Так что отъезд Лёвы Долина в далекий Энск, можно сказать, только «расставил все точки над и». Гришка не знал, где у буквы «и» находились проклятые точки (она же не «ё»!), но сейчас это казалось уже совсем не важным. Мир выцветал, будто на старой довоенной фотографии, и даже музыка приносила только боль. Особенно полонез.
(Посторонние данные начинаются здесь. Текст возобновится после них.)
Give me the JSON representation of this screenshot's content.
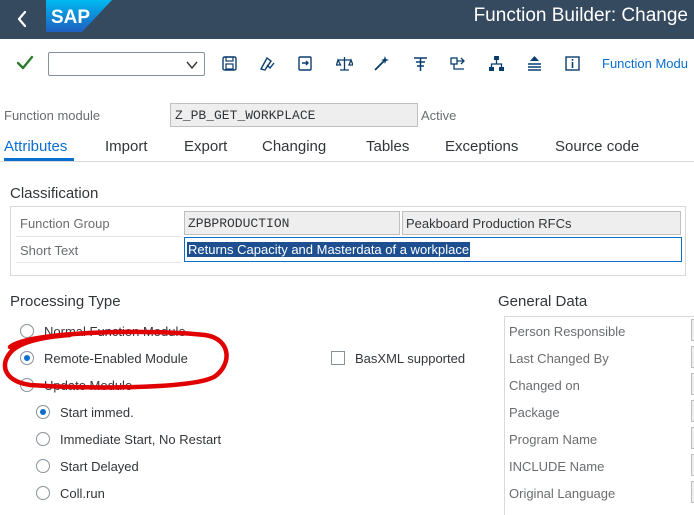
{
  "shell": {
    "logo_text": "SAP",
    "title": "Function Builder: Change"
  },
  "toolbar": {
    "command_value": "",
    "link_label": "Function Modu",
    "icons": [
      "checkmark-icon",
      "save-icon",
      "check-syntax-icon",
      "activate-icon",
      "where-used-icon",
      "test-icon",
      "display-object-list-icon",
      "navigate-icon",
      "hierarchy-icon",
      "pattern-icon",
      "info-icon"
    ]
  },
  "header": {
    "fm_label": "Function module",
    "fm_value": "Z_PB_GET_WORKPLACE",
    "status": "Active"
  },
  "tabs": [
    {
      "label": "Attributes",
      "active": true
    },
    {
      "label": "Import",
      "active": false
    },
    {
      "label": "Export",
      "active": false
    },
    {
      "label": "Changing",
      "active": false
    },
    {
      "label": "Tables",
      "active": false
    },
    {
      "label": "Exceptions",
      "active": false
    },
    {
      "label": "Source code",
      "active": false
    }
  ],
  "classification": {
    "title": "Classification",
    "function_group_label": "Function Group",
    "function_group_value": "ZPBPRODUCTION",
    "function_group_desc": "Peakboard Production RFCs",
    "short_text_label": "Short Text",
    "short_text_value": "Returns Capacity and Masterdata of a workplace"
  },
  "processing_type": {
    "title": "Processing Type",
    "options": [
      {
        "label": "Normal Function Module",
        "selected": false
      },
      {
        "label": "Remote-Enabled Module",
        "selected": true
      },
      {
        "label": "Update Module",
        "selected": false
      }
    ],
    "basxml_label": "BasXML supported",
    "basxml_checked": false,
    "update_options": [
      {
        "label": "Start immed.",
        "selected": true
      },
      {
        "label": "Immediate Start, No Restart",
        "selected": false
      },
      {
        "label": "Start Delayed",
        "selected": false
      },
      {
        "label": "Coll.run",
        "selected": false
      }
    ]
  },
  "general_data": {
    "title": "General Data",
    "rows": [
      "Person Responsible",
      "Last Changed By",
      "Changed on",
      "Package",
      "Program Name",
      "INCLUDE Name",
      "Original Language"
    ]
  },
  "colors": {
    "shell": "#354a5f",
    "accent": "#0a6ed1",
    "annotation": "#e00000"
  }
}
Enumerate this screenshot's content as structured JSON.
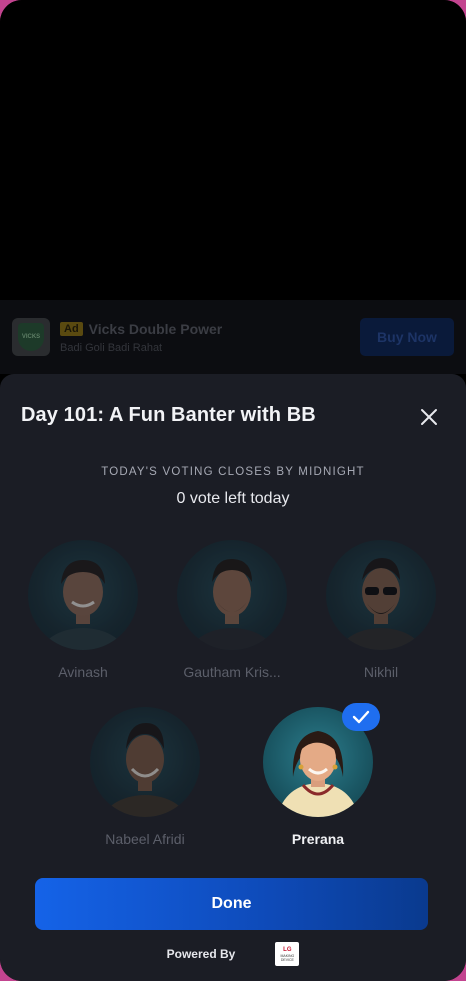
{
  "ad": {
    "badge": "Ad",
    "title": "Vicks Double Power",
    "subtitle": "Badi Goli Badi Rahat",
    "logo_text": "VICKS",
    "cta": "Buy Now"
  },
  "sheet": {
    "title": "Day 101: A Fun Banter with BB",
    "deadline": "TODAY'S VOTING CLOSES BY MIDNIGHT",
    "votes_left": "0 vote left today"
  },
  "candidates": [
    {
      "name": "Avinash",
      "selected": false
    },
    {
      "name": "Gautham Kris...",
      "selected": false
    },
    {
      "name": "Nikhil",
      "selected": false
    },
    {
      "name": "Nabeel Afridi",
      "selected": false
    },
    {
      "name": "Prerana",
      "selected": true
    }
  ],
  "actions": {
    "done_label": "Done"
  },
  "footer": {
    "powered_by": "Powered By",
    "sponsor_logo_text": "LG",
    "sponsor_tagline": "MAKING DEVICE"
  },
  "colors": {
    "sheet_bg": "#1b1d25",
    "accent": "#1f6ef0",
    "frame": "#c2448f"
  }
}
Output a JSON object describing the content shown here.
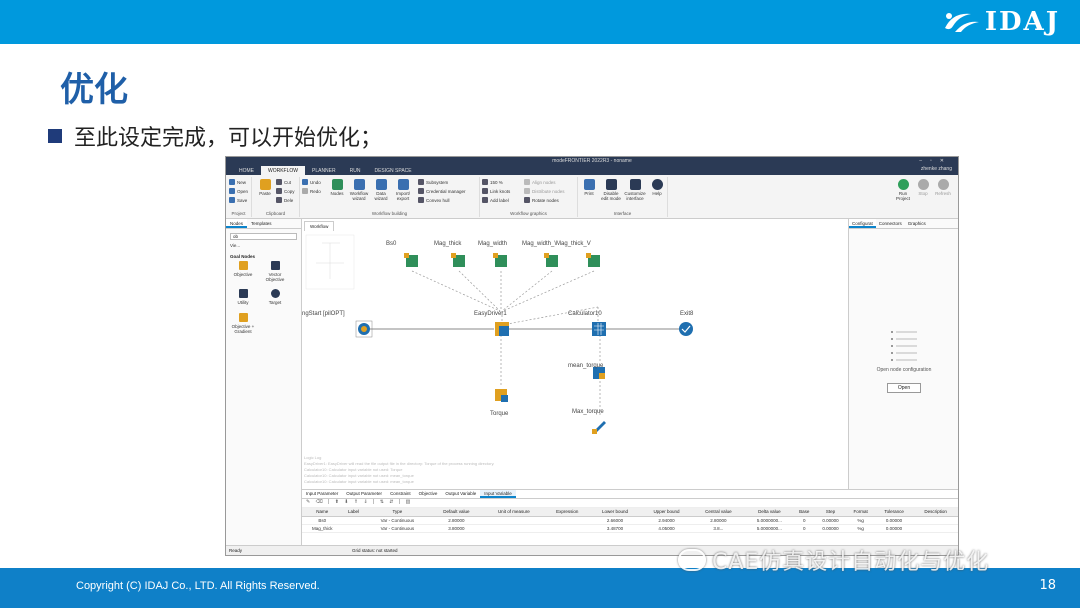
{
  "brand": {
    "logo_text": "IDAJ",
    "accent": "#0099dd"
  },
  "slide": {
    "title": "优化",
    "bullet": "至此设定完成，可以开始优化；",
    "copyright": "Copyright (C) IDAJ Co., LTD. All Rights Reserved.",
    "page_number": "18",
    "watermark": "CAE仿真设计自动化与优化"
  },
  "app": {
    "window_title": "modeFRONTIER 2022R3 - noname",
    "tabs": [
      "HOME",
      "WORKFLOW",
      "PLANNER",
      "RUN",
      "DESIGN SPACE"
    ],
    "active_tab": "WORKFLOW",
    "user": "zhenke zhang",
    "ribbon": {
      "project": {
        "label": "Project",
        "new": "New",
        "open": "Open",
        "save": "Save"
      },
      "clipboard": {
        "label": "Clipboard",
        "paste": "Paste",
        "cut": "Cut",
        "copy": "Copy",
        "delete": "Dele"
      },
      "wfb": {
        "label": "Workflow building",
        "undo": "Undo",
        "redo": "Redo",
        "nodes": "Nodes",
        "wizard": "Workflow wizard",
        "data": "Data wizard",
        "import": "Import/ export",
        "subsystem": "Subsystem",
        "credential": "Credential manager",
        "convex": "Convex hull"
      },
      "graphics": {
        "label": "Workflow graphics",
        "zoom": "150",
        "unit": "%",
        "link": "Link knots",
        "label_btn": "Add label",
        "align": "Align nodes",
        "distribute": "Distribute nodes",
        "rotate": "Rotate nodes"
      },
      "interface": {
        "label": "Interface",
        "print": "Print",
        "disable": "Disable edit mode",
        "customize": "Customize interface",
        "help": "Help"
      },
      "run": {
        "run": "Run Project",
        "stop": "Stop",
        "refresh": "Refresh"
      }
    },
    "left_panel": {
      "tabs": [
        "Nodes",
        "Templates"
      ],
      "search": "ob",
      "filter": "Vie...",
      "group": "Goal Nodes",
      "nodes": [
        "Objective",
        "Vector Objective",
        "Utility",
        "Target",
        "Objective + Gradient"
      ]
    },
    "canvas": {
      "tab": "Workflow",
      "labels": {
        "bs0": "Bs0",
        "mag_thick": "Mag_thick",
        "mag_width": "Mag_width",
        "mag_wt": "Mag_width_\\Mag_thick_V",
        "start": "ngStart [pilOPT]",
        "easydriver": "EasyDriver1",
        "calculator": "Calculator10",
        "exit": "Exit8",
        "mean_torque": "mean_torque",
        "torque": "Torque",
        "max_torque": "Max_torque"
      },
      "log": [
        "Logic Log",
        "EasyDriver1: EasyDriver will read the file output file in the directory: Torque of the process running directory.",
        "Calculator10: Calculator input variable not used: Torque",
        "Calculator10: Calculator input variable not used: mean_torque",
        "Calculator10: Calculator input variable not used: mean_torque"
      ]
    },
    "right_panel": {
      "tabs": [
        "Configurat",
        "Connectors",
        "Graphics"
      ],
      "message": "Open node configuration",
      "button": "Open"
    },
    "bottom_panel": {
      "tabs": [
        "Input Parameter",
        "Output Parameter",
        "Constraint",
        "Objective",
        "Output Variable",
        "Input Variable"
      ],
      "active": "Input Variable",
      "columns": [
        "Name",
        "Label",
        "Type",
        "Default value",
        "Unit of measure",
        "Expression",
        "Lower bound",
        "Upper bound",
        "Central value",
        "Delta value",
        "Base",
        "Step",
        "Format",
        "Tolerance",
        "Description"
      ],
      "rows": [
        [
          "Bs0",
          "",
          "Var - Continuous",
          "2.80000",
          "",
          "",
          "2.66000",
          "2.94000",
          "2.80000",
          "5.0000000...",
          "0",
          "0.00000",
          "%g",
          "0.00000",
          ""
        ],
        [
          "Mag_thick",
          "",
          "Var - Continuous",
          "3.80000",
          "",
          "",
          "3.48700",
          "4.05000",
          "3.8...",
          "5.0000000...",
          "0",
          "0.00000",
          "%g",
          "0.00000",
          ""
        ]
      ]
    },
    "status": {
      "left": "Ready",
      "grid": "Grid status: not started"
    }
  }
}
После тяжелой, замысловатой сложности Баха он должен был казаться чем-то простеньким, несерьезным. Не казался. Гришка и сам играл полонез Огинского и весьма неплохо, как говорили слушатели и даже Герман Степанович, но, когда клавиш касались руки Лёвушки… Душа выворачивалась наизнанку.
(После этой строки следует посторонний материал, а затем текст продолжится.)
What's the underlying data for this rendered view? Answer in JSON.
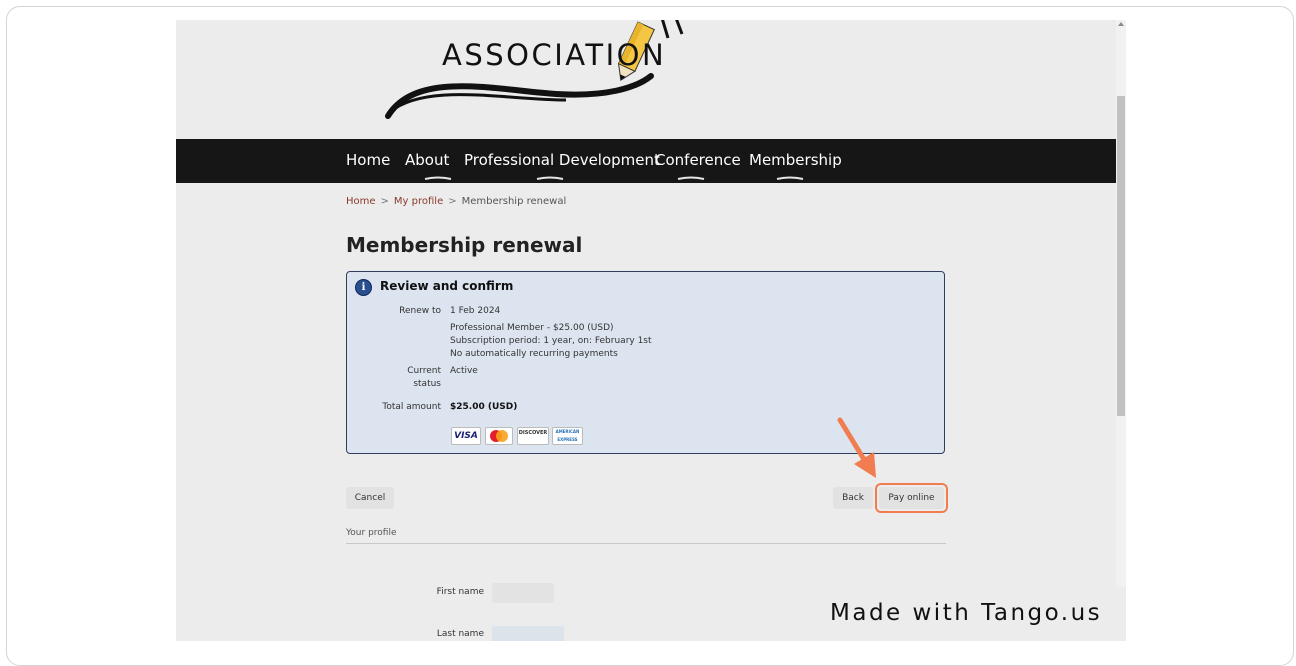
{
  "site": {
    "logo_text": "ASSOCIATION"
  },
  "nav": {
    "items": [
      {
        "label": "Home"
      },
      {
        "label": "About"
      },
      {
        "label": "Professional Development"
      },
      {
        "label": "Conference"
      },
      {
        "label": "Membership"
      }
    ],
    "underline_color": "#e6e6e6"
  },
  "breadcrumb": {
    "home": "Home",
    "sep1": ">",
    "profile": "My profile",
    "sep2": ">",
    "current": "Membership renewal"
  },
  "page": {
    "title": "Membership renewal"
  },
  "review": {
    "heading": "Review and confirm",
    "icon": "info-icon",
    "renew_to_label": "Renew to",
    "renew_to_value": "1 Feb 2024",
    "plan": "Professional Member - $25.00 (USD)",
    "subscription": "Subscription period: 1 year, on: February 1st",
    "recurring": "No automatically recurring payments",
    "status_label_1": "Current",
    "status_label_2": "status",
    "status_value": "Active",
    "total_label": "Total amount",
    "total_value": "$25.00 (USD)",
    "cards": [
      {
        "name": "visa-card-icon",
        "label": "VISA"
      },
      {
        "name": "mastercard-icon",
        "label": "MasterCard"
      },
      {
        "name": "discover-card-icon",
        "label": "DISCOVER"
      },
      {
        "name": "amex-card-icon",
        "label": "AMERICAN EXPRESS"
      }
    ]
  },
  "actions": {
    "cancel": "Cancel",
    "back": "Back",
    "pay": "Pay online"
  },
  "profile": {
    "section_label": "Your profile",
    "first_name_label": "First name",
    "last_name_label": "Last name"
  },
  "watermark": {
    "text": "Made with Tango.us"
  },
  "colors": {
    "nav_bg": "#161616",
    "panel_bg": "#dce4ef",
    "panel_border": "#2f3e5c",
    "highlight": "#f07c4f",
    "link": "#8a3b2a"
  }
}
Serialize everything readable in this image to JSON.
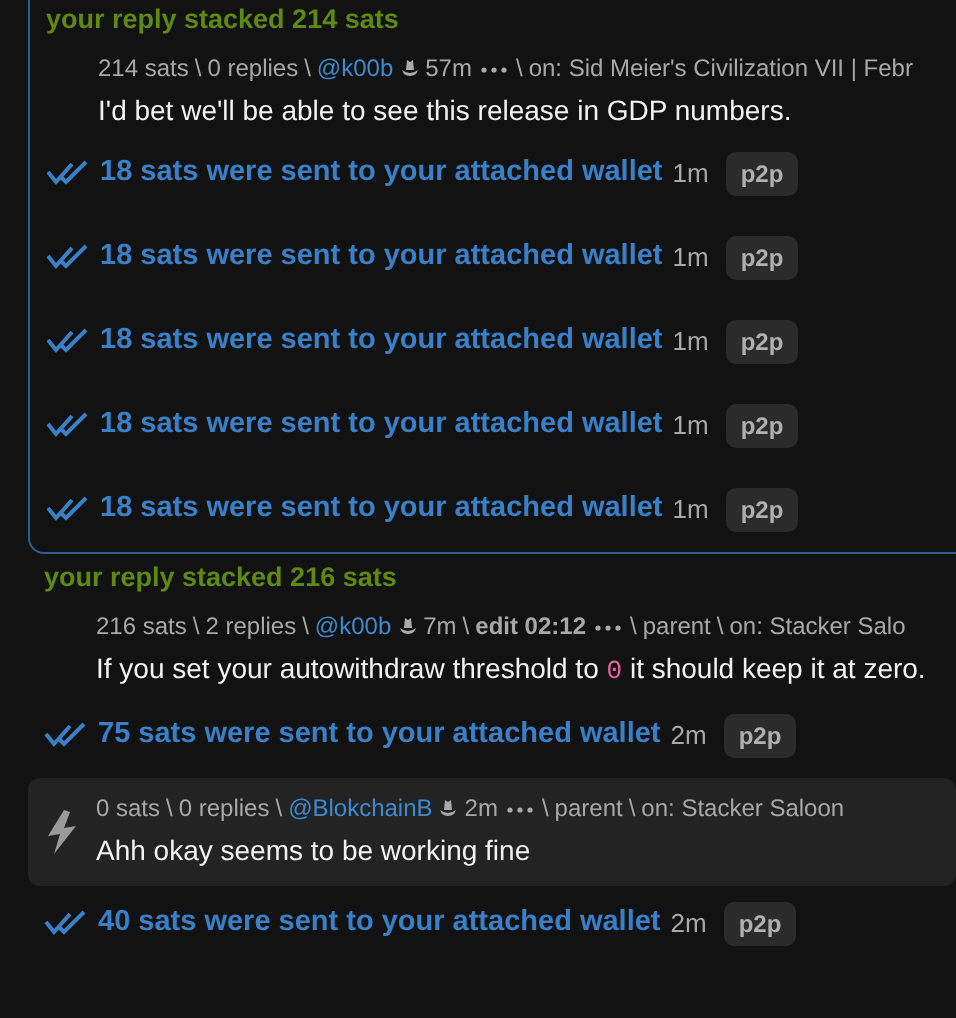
{
  "sections": [
    {
      "boxed": true,
      "items": [
        {
          "kind": "stacked",
          "title": "your reply stacked 214 sats"
        },
        {
          "kind": "comment",
          "card": false,
          "meta": [
            {
              "kind": "sats",
              "text": "214 sats"
            },
            {
              "kind": "sep",
              "text": "\\"
            },
            {
              "kind": "replies",
              "text": "0 replies"
            },
            {
              "kind": "sep",
              "text": "\\"
            },
            {
              "kind": "user",
              "text": "@k00b"
            },
            {
              "kind": "hat"
            },
            {
              "kind": "time",
              "text": "57m"
            },
            {
              "kind": "more"
            },
            {
              "kind": "sep",
              "text": "\\"
            },
            {
              "kind": "on",
              "text": "on: Sid Meier's Civilization VII | Febr"
            }
          ],
          "text": "I'd bet we'll be able to see this release in GDP numbers."
        },
        {
          "kind": "payment",
          "text": "18 sats were sent to your attached wallet",
          "time": "1m",
          "badge": "p2p"
        },
        {
          "kind": "payment",
          "text": "18 sats were sent to your attached wallet",
          "time": "1m",
          "badge": "p2p"
        },
        {
          "kind": "payment",
          "text": "18 sats were sent to your attached wallet",
          "time": "1m",
          "badge": "p2p"
        },
        {
          "kind": "payment",
          "text": "18 sats were sent to your attached wallet",
          "time": "1m",
          "badge": "p2p"
        },
        {
          "kind": "payment",
          "text": "18 sats were sent to your attached wallet",
          "time": "1m",
          "badge": "p2p"
        }
      ]
    },
    {
      "boxed": false,
      "items": [
        {
          "kind": "stacked",
          "title": "your reply stacked 216 sats"
        },
        {
          "kind": "comment",
          "card": false,
          "meta": [
            {
              "kind": "sats",
              "text": "216 sats"
            },
            {
              "kind": "sep",
              "text": "\\"
            },
            {
              "kind": "replies",
              "text": "2 replies"
            },
            {
              "kind": "sep",
              "text": "\\"
            },
            {
              "kind": "user",
              "text": "@k00b"
            },
            {
              "kind": "hat"
            },
            {
              "kind": "time",
              "text": "7m"
            },
            {
              "kind": "sep",
              "text": "\\"
            },
            {
              "kind": "edit",
              "text": "edit 02:12"
            },
            {
              "kind": "more"
            },
            {
              "kind": "sep",
              "text": "\\"
            },
            {
              "kind": "parent",
              "text": "parent"
            },
            {
              "kind": "sep",
              "text": "\\"
            },
            {
              "kind": "on",
              "text": "on: Stacker Salo"
            }
          ],
          "text": "If you set your autowithdraw threshold to ",
          "code": "0",
          "text_end": " it should keep it at zero."
        },
        {
          "kind": "payment",
          "text": "75 sats were sent to your attached wallet",
          "time": "2m",
          "badge": "p2p"
        },
        {
          "kind": "comment",
          "card": true,
          "meta": [
            {
              "kind": "sats",
              "text": "0 sats"
            },
            {
              "kind": "sep",
              "text": "\\"
            },
            {
              "kind": "replies",
              "text": "0 replies"
            },
            {
              "kind": "sep",
              "text": "\\"
            },
            {
              "kind": "user",
              "text": "@BlokchainB"
            },
            {
              "kind": "hat"
            },
            {
              "kind": "time",
              "text": "2m"
            },
            {
              "kind": "more"
            },
            {
              "kind": "sep",
              "text": "\\"
            },
            {
              "kind": "parent",
              "text": "parent"
            },
            {
              "kind": "sep",
              "text": "\\"
            },
            {
              "kind": "on",
              "text": "on: Stacker Saloon"
            }
          ],
          "text": "Ahh okay seems to be working fine"
        },
        {
          "kind": "payment",
          "text": "40 sats were sent to your attached wallet",
          "time": "2m",
          "badge": "p2p"
        }
      ]
    }
  ]
}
Так его и застал будущий великий музыкант Лев Долин: заплаканного, сопливого, уткнувшегося носом в стенку в туалете музыкальной школы. Красота!
— Ты чего ревешь, человек с абсолютным слухом?
Ни за что на свете Гришка не признался бы, что плачет из-за него, скорее умер бы прямо здесь, на месте. Поэтому, не оборачиваясь, буркнул в ответ совсем неласково:
— У меня, между прочим, имя есть. За столько лет мог бы и запомнить.
Теплая ладонь легла на затылок, слегка погладила вечно встопорщенные короткие волосы.
— Я помню, Гриша. Извини, если обидел. Больше не буду.
Гришка в отчаянии подумал, насколько бы проще стала его жизнь, если бы Долин оказался обыкновенной зажравшейся мразью и сволочью. Пусть даже и талантливой. Можно было бы его один раз возненавидеть — и дело с концом. А так…
— Да нет, называй. Ничего так звучит, смешно.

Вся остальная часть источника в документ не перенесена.